A.4. Sobre utilização de aparelhos eletrodomésticos das copas:
1. Evitar manter portas de geladeiras abertas;
2. Regular a temperatura de geladeiras conforme a estação do ano e a capacidade utilizada;
3. Manter os equipamentos fora do alcance de raios solares ou outras fontes de calor;
4. Armazenar o café recém-preparado em garrafas térmicas, evitando a manutenção de cafeteiras ligadas.
A.5. Sobre a utilização de elevadores:
1. Priorizar, sempre que possível, o uso das escadas;
2. Acionar apenas um elevador;
3. Ligar o elevador de serviço às 08h00 e desligá-lo às 19h30min.
B. Práticas de eficiência energética na aquisição e manutenção de bens e serviços:
1. Nas aquisições ou locações de máquinas e aparelhos consumidores de energia, que estejam regulamentados no Programa Brasileiro de Etiquetagem (PBE), exigir, nos instrumentos convocatórios, desde que não comprometa a concorrência do certame, que os modelos dos bens fornecidos possuam Etiqueta Nacional de Conservação de Energia (ENCE), nos termos da Instrução Normativa nº. 2, de 04/06/2014 da Secretaria de Logística e Tecnologia da Informação do Ministério de Planejamento;
2. No planejamento da contratação, dimensionar de forma adequada os condicionadores de ar de acordo com o tamanho do ambiente;
3. Observar o isolamento térmico para dutos de ar, bem como os requisitos mínimos de eficiência energética estabelecidos pelo Instituto Nacional de Metrologia, Qualidade e Tecnologia (INMETRO);
4. Priorizar a aquisição de condicionadores de ar dotados de compressor com tecnologia inverter;
5. Priorizar a aquisição de lâmpadas de LED, bem como a aquisição de temporizadores para controle de iluminação, substituindo gradativamente o sistema de iluminação mais oneroso, desde que não afete a qualidade de trabalho dos usuários;
6. Acompanhar o estado de conservação dos equipamentos, evitando o aumento do consumo de energia;
7. Realizar manutenções periódicas dos quadros de distribuição, devendo a unidade competente apresentar à Administração plano de manutenções.
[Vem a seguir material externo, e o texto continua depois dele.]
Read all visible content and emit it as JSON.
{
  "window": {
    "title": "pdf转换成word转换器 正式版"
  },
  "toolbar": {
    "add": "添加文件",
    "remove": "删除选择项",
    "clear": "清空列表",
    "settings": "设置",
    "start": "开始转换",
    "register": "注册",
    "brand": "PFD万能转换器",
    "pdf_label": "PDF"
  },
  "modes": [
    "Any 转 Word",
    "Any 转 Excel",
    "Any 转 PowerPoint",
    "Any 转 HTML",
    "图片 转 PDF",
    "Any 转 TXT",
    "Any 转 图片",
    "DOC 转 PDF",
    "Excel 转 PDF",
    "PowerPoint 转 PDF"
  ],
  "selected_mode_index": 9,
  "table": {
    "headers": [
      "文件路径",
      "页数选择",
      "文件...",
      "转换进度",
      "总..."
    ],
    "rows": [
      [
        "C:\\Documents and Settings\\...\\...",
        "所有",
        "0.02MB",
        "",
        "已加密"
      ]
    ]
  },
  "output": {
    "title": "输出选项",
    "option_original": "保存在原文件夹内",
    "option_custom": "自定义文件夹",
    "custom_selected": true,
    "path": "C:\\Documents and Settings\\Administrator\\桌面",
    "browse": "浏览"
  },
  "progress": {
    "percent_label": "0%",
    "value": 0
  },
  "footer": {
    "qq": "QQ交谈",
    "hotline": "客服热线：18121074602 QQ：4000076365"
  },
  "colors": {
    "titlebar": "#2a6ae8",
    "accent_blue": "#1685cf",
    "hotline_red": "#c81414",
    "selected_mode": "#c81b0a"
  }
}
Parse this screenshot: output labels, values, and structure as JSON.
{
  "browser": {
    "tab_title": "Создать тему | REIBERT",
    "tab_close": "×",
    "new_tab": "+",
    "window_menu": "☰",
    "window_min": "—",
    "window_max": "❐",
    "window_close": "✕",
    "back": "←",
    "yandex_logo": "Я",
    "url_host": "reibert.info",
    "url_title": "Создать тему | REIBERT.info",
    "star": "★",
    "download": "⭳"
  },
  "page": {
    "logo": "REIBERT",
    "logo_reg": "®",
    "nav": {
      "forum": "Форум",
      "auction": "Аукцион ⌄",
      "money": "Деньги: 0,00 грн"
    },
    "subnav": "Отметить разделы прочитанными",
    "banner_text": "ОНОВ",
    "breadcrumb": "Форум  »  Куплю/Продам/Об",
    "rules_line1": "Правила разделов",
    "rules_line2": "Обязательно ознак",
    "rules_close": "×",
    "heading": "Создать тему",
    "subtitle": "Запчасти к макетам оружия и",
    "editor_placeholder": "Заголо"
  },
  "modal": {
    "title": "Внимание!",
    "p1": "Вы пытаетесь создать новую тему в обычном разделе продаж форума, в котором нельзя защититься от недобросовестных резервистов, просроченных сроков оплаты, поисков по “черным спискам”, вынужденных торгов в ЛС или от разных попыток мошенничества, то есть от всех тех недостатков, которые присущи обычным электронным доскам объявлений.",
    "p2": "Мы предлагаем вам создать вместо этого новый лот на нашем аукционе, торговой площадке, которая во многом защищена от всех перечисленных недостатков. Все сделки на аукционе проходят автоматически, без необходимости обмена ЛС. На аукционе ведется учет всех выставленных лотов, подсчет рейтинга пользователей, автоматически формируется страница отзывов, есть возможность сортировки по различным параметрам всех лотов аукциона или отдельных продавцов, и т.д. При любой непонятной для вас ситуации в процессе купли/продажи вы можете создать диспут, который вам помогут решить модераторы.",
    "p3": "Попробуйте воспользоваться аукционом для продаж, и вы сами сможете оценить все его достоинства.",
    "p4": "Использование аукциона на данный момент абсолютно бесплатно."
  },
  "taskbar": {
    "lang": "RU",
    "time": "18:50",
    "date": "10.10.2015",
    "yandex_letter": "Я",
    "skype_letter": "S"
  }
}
C. Práticas de Sustentabilidade em obras e serviços de engenharia:
1. No projeto de iluminação, priorizar a observância dos requisitos para locais de trabalho interno, a divisão de circuitos por ambiente e com fácil acesso aos usuários, o aproveitamento do potencial de iluminação natural, o uso de lâmpadas de alto rendimento e baixo impacto ambiental, luminárias e refletores ecoeficientes, e a implementação de sistema de automação, inclusive com sensores de presença;
2. Priorizar a instalação de condicionadores de ar dotados de compressor com tecnologia inverter.
SÉRGIO LUIZ TEIXEIRA GAMA
PRESIDENTE DO TRE/ES
Este texto não substitui o publicado no DJE-TRE/ES, nº 111, de 28.6.2016, p. 2-5.